The first Resident Evil tells you to face your fears to survive. This sets up the dramatic arc of the franchise, where the reward for putting on your big boy pants is a catharsis found with escalating action, to the point where you shoot a big dude with a rocket launcher at the end of every game. Resident Evil 3 Remake (It’s worth noting that I can’t speak to the original since I haven’t played it yet) is an odd yet intriguing inversion of that arc, as it is both more action-focused than the remakes of its predecessors, but also questions whether that catharsis was ever worthwhile in the first place.

In Resident Evil Jill fights a Tyrant. In Resident Evil 3 Jill is hounded relentlessly by a nigh undefeatable Tyrant variant. In Resident Evil Jill is betrayed, but comes out on top. In Resident Evil 3 Jill is betrayed and it costs her the mission.

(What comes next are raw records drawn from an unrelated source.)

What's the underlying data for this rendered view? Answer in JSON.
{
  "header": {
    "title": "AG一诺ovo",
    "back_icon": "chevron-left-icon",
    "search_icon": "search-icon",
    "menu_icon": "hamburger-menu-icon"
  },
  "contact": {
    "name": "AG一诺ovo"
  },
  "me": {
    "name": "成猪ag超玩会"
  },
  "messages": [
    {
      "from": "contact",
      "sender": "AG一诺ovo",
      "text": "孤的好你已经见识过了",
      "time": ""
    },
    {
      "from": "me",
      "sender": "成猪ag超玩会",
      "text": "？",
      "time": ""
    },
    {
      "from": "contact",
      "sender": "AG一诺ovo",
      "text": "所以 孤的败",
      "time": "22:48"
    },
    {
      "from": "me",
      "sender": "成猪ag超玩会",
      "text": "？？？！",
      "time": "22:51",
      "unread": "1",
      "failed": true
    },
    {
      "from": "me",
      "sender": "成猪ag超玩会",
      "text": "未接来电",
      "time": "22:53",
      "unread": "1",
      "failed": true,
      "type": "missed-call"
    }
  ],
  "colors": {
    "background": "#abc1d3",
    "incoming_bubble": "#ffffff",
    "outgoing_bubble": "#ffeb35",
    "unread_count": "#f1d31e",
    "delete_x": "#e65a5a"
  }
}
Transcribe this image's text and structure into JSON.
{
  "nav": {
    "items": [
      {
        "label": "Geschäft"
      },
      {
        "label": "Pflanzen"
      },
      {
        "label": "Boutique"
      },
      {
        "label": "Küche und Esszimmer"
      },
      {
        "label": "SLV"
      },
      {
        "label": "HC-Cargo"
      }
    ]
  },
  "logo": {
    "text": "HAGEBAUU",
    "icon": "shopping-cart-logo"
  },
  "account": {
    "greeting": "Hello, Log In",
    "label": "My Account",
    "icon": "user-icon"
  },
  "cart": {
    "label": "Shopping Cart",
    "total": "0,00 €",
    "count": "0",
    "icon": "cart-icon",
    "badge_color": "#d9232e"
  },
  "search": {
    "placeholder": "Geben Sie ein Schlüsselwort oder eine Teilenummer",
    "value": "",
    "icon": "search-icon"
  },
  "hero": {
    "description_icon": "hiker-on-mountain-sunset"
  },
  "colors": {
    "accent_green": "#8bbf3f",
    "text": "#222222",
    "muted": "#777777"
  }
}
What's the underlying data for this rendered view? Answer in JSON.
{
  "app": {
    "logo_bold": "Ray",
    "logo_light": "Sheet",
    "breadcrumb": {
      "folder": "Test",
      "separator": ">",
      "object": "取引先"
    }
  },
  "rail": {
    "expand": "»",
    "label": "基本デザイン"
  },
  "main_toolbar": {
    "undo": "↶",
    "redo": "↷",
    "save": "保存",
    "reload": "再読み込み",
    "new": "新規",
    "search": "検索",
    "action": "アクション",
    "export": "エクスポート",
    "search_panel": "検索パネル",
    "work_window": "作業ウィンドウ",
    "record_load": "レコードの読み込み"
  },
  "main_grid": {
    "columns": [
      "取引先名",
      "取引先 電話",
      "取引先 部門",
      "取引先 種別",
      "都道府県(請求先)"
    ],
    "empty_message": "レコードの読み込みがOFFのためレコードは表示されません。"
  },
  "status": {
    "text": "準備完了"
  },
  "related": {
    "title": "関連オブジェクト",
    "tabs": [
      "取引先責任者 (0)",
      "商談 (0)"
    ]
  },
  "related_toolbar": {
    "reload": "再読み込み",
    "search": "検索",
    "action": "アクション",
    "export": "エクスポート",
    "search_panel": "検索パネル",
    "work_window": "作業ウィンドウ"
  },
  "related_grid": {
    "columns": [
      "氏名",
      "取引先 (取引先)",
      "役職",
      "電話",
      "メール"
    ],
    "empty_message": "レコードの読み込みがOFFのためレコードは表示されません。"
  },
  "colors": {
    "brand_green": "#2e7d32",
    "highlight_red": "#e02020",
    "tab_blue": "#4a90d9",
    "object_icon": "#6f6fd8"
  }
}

In Resident Evil Jill triumphs and escapes the Spencer estate in a helicopter with a celebratory explosion. In Resident Evil 3 Jill fails and escapes from Raccoon City, again in a helicopter, and this time is forced to witness a nuclear detonation that she couldn’t stop. RE3 Remake establishes from its first scene that Jill has PTSD from the Spencer Mansion incident, and while this is not dramatized or followed upon as it should be in a traditionally compelling narrative, it nonetheless contextualizes the events that happen in the story in an interesting way. By echoing the events of the first game and stealing its triumph, RE3 becomes the first Resident Evil to foster an interesting non-literal reading, becoming about how the revisitation of trauma can make it all the stronger.

As a game, RE3 is propulsive and overwhelming. You never linger in any location for long, and while you’re zipping between set-pieces you are attacked simultaneously on two fronts; by the utter collapse of society and Nemesis’ single-minded quest to destroy you. This is a game about being caught on the back foot and pushing forward the best you can regardless, and the gameplay reflects that in turn. It doesn’t always capture these emotions fantastically, mind you, it could stand some more inventiveness and as ever, the script, characters, and performances are unable, perhaps even unwilling, to engage and partake in the more interesting subtext at play. Nevertheless, the Resident Evil franchise is a series of stories about survivors, and I appreciated this entry for showing how even after coming out on the other side, things can take a turn for the worse still, and even then it’s worth finding reasons to keep fighting.